Las denuncias de estos abusos aparecieron desde el mismo día en que estalló Chile (si fuésemos más
drásticos quizás veríamos que nunca cesaron después del fin de la dictadura), y la respuesta de las
autoridades del poder central y de las instituciones a cargo del orden público siempre ha sido la
misma: “No hay que aventurar juicios y hay que esperar que las instituciones funcionen”.
Paralelamente vemos cómo ha habido un intento, de parte de ciertas autoridades, de hacer una
defensa corporativa irrestricta de quienes cometen estos abusos.
Según el Instituto de Derechos Humanos, organismo autónomo del Estado en esta materia, al 15 de
septiembre hubo un total de 2.499 querellas interpuestas, de las cuales sólo hay 28 causas
formalizadas y 64 funcionarios policiales y cuatro militares imputados. Nuevamente la búsqueda de
justicia se ha encontrado con la obstaculización de parte de Carabineros y de las instituciones
militares, quienes no han ayudado en nada a esclarecer los hechos denunciados.

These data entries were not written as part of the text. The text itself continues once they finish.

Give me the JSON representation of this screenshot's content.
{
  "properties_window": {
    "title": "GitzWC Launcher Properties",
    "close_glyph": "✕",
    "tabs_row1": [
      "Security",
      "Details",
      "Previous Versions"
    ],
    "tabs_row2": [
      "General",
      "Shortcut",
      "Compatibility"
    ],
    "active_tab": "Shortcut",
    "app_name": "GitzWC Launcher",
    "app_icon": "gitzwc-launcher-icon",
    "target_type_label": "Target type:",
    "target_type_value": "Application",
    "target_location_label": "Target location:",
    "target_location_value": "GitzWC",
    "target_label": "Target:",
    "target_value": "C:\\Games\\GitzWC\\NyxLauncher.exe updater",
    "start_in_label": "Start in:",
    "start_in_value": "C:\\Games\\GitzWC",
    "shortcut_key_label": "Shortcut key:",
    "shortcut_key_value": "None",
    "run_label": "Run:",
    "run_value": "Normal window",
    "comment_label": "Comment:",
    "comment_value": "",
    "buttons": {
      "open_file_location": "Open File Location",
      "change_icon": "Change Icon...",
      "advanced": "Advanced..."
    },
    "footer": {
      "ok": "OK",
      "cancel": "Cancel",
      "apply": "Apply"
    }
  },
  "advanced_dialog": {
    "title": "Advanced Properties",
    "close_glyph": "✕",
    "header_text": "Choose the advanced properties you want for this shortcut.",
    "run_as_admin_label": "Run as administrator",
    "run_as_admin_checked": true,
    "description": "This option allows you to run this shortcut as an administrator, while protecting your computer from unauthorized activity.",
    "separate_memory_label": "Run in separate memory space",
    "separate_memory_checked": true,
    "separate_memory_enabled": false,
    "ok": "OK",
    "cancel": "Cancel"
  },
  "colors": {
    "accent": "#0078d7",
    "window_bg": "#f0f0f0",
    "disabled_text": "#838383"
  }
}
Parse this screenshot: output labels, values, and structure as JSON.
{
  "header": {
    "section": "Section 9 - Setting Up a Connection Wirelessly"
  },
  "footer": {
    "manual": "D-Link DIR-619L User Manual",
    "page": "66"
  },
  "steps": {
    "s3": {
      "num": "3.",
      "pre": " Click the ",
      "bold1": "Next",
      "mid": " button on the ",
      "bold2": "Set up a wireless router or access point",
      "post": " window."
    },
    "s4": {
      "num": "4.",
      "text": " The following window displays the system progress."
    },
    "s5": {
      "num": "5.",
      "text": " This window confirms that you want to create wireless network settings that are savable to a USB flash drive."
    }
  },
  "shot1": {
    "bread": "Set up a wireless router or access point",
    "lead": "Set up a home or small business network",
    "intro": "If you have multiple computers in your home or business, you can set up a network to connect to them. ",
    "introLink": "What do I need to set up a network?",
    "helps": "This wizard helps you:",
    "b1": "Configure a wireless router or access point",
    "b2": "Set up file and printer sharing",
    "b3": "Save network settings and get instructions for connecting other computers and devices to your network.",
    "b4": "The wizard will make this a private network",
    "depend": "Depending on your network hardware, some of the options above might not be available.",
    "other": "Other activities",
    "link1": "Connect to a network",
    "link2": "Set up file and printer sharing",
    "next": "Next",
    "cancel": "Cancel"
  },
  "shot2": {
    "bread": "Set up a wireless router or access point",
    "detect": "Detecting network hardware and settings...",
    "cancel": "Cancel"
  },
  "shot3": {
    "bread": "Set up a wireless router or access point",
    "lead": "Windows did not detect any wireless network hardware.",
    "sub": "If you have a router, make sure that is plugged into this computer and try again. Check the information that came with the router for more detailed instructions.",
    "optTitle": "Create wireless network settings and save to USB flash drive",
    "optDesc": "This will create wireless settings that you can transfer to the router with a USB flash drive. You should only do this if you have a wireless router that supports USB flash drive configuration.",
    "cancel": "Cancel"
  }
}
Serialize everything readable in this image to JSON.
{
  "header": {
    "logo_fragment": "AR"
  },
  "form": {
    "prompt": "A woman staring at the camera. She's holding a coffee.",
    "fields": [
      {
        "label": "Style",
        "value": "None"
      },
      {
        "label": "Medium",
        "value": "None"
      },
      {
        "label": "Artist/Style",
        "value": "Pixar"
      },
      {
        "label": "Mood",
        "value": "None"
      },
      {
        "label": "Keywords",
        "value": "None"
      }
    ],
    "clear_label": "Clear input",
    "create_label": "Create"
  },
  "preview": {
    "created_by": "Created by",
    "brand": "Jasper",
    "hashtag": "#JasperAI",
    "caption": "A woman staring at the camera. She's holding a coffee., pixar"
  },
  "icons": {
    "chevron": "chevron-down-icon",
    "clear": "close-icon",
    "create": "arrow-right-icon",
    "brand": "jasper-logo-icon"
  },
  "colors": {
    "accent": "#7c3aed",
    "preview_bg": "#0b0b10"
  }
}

Si fracasan los mecanismos nacionales de defensa de los derechos humanos y también los
internacionales, la cuestión es qué nos queda a nosotros, los chilenos y las chilenas, para que
imágenes como las del viernes no se vuelvan a repetir y que el Estado, bajo argumentos como el orden
público y la paz social (muy utilizados por autoridades del gobierno de Chile), no cruce los límites del
Estado de derecho en el ejercicio de su poder en democracia.